La Commission européenne vient de publier des icônes qui vont permettre d'étiqueter facilement les contenus générés par IA. Elles sont proposées pour accompagner les nouvelles règles liées à ce type de contenus, qui entrent en vigueur au mois d'août 2026. Les icônes sont optionnelles (et gratuites) mais sont intéressantes pour indiquer visuellement quand un contenu est généré par IA. Elles sont disponibles en plusieurs formats et couleurs.
AI Act : la législation adoptée au Parlement européen
Les icônes
La première icône indique simplement que de l'IA a été employée pour aider à la création d'un texte, d'une image, d'une vidéo ou pour créer de l'audio.

La seconde, elle, est là pour indiquer que le contenu a été entièrement généré par IA, sans intervention humaine en dehors du prompt.

La dernière est là pour indiquer qu'un contenu existant a été modifié par IA.

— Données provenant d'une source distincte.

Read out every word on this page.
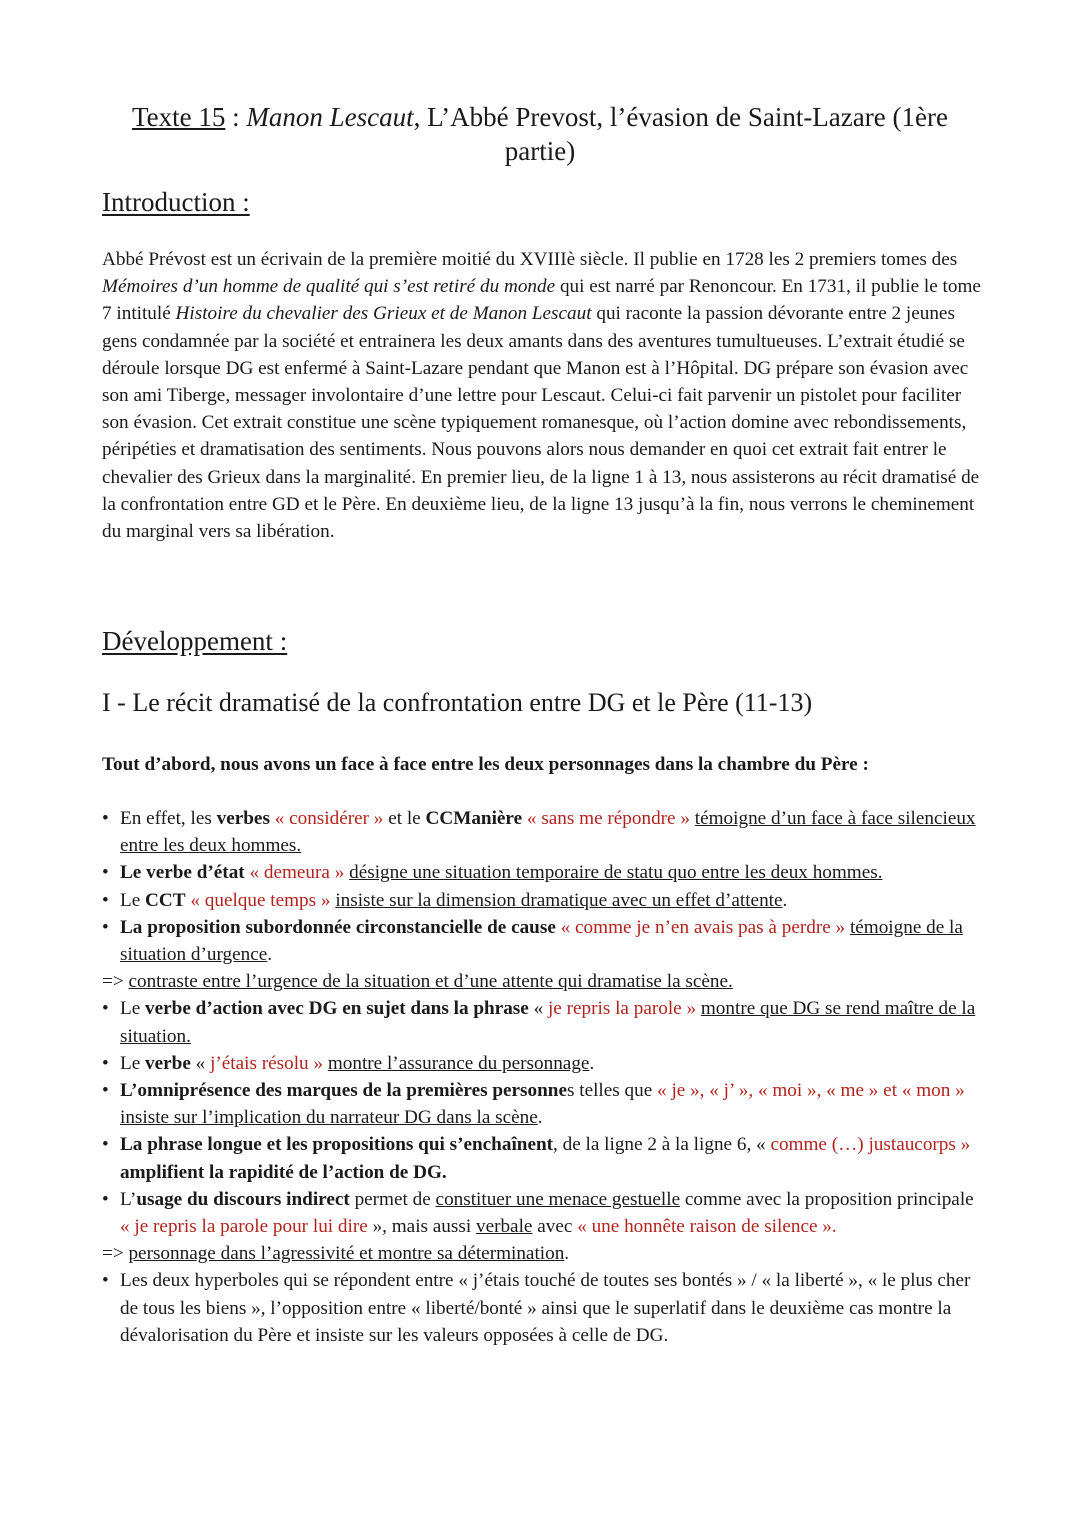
Texte 15 : Manon Lescaut, L’Abbé Prevost, l’évasion de Saint-Lazare (1ère partie)
Introduction :
Abbé Prévost est un écrivain de la première moitié du XVIIIè siècle. Il publie en 1728 les 2 premiers tomes des Mémoires d’un homme de qualité qui s’est retiré du monde qui est narré par Renoncour. En 1731, il publie le tome 7 intitulé Histoire du chevalier des Grieux et de Manon Lescaut qui raconte la passion dévorante entre 2 jeunes gens condamnée par la société et entrainera les deux amants dans des aventures tumultueuses. L’extrait étudié se déroule lorsque DG est enfermé à Saint-Lazare pendant que Manon est à l’Hôpital. DG prépare son évasion avec son ami Tiberge, messager involontaire d’une lettre pour Lescaut. Celui-ci fait parvenir un pistolet pour faciliter son évasion. Cet extrait constitue une scène typiquement romanesque, où l’action domine avec rebondissements, péripéties et dramatisation des sentiments. Nous pouvons alors nous demander en quoi cet extrait fait entrer le chevalier des Grieux dans la marginalité. En premier lieu, de la ligne 1 à 13, nous assisterons au récit dramatisé de la confrontation entre GD et le Père. En deuxième lieu, de la ligne 13 jusqu’à la fin, nous verrons le cheminement du marginal vers sa libération.
Développement :
I - Le récit dramatisé de la confrontation entre DG et le Père (11-13)
Tout d’abord, nous avons un face à face entre les deux personnages dans la chambre du Père :
• En effet, les verbes « considérer » et le CCManière « sans me répondre » témoigne d’un face à face silencieux entre les deux hommes.
• Le verbe d’état « demeura » désigne une situation temporaire de statu quo entre les deux hommes.
• Le CCT « quelque temps » insiste sur la dimension dramatique avec un effet d’attente.
• La proposition subordonnée circonstancielle de cause « comme je n’en avais pas à perdre » témoigne de la situation d’urgence.
=> contraste entre l’urgence de la situation et d’une attente qui dramatise la scène.
• Le verbe d’action avec DG en sujet dans la phrase « je repris la parole » montre que DG se rend maître de la situation.
• Le verbe « j’étais résolu » montre l’assurance du personnage.
• L’omniprésence des marques de la premières personnes telles que « je », « j’ », « moi », « me » et « mon » insiste sur l’implication du narrateur DG dans la scène.
• La phrase longue et les propositions qui s’enchaînent, de la ligne 2 à la ligne 6, « comme (…) justaucorps » amplifient la rapidité de l’action de DG.
• L’usage du discours indirect permet de constituer une menace gestuelle comme avec la proposition principale « je repris la parole pour lui dire », mais aussi verbale avec « une honnête raison de silence ».
=> personnage dans l’agressivité et montre sa détermination.
• Les deux hyperboles qui se répondent entre « j’étais touché de toutes ses bontés » / « la liberté », « le plus cher de tous les biens », l’opposition entre « liberté/bonté » ainsi que le superlatif dans le deuxième cas montre la dévalorisation du Père et insiste sur les valeurs opposées à celle de DG.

Elles sont surtout prévues pour deux cas. Le premier vient des deep fake.
Contenu d'image, audio ou vidéo généré ou manipulé par l'IA qui ressemble à des personnes, des objets, des lieux, des entités ou des événements existants et qui semblerait faussement authentique ou véridique à une personne.
Le second des textes générés ou manipulés par l’IA.
Test publié pour informer le public sur des questions d’intérêt public, qui n’ont pas fait l’objet d’un examen humain ou d’un contrôle éditorial et pour lesquelles la responsabilité éditoriale n’a été assumée par aucune personne morale ou physique.
Les exemptions
Les œuvres manifestement artistiques, créatives, satiriques ou fictives n'ont pas besoin d'être étiquetées directement. Plus clairement, l'icône ne doit pas être dans un coin de l'image, mais indiquer que le contenu a été généré par IA reste important.
De même, l’obligation de divulgation ne s’applique pas lorsque le texte généré par l’IA a fait l’objet d’un processus de révision humaine ou de contrôle éditorial et qu’une personne physique ou morale assume la responsabilité éditoriale de la publication du contenu. Les fermes à contenus générés par IA profiteront probablement de ce point en expliquant qu'une personne a travaillé réellement sur le contenu, étant donné que cette excuse (souvent manifestement fausse) est déjà employée.
La Commission européenne rappelle tout de même que les icônes sont optionnelles mais que le respect de la loi ne l'est pas. Et que, par ailleurs, la présence des icônes n'implique pas que la loi en question est respectée. Les sanctions peuvent atteindre 1 % à 7 % du chiffre d’affaires annuel mondial de l’entreprise.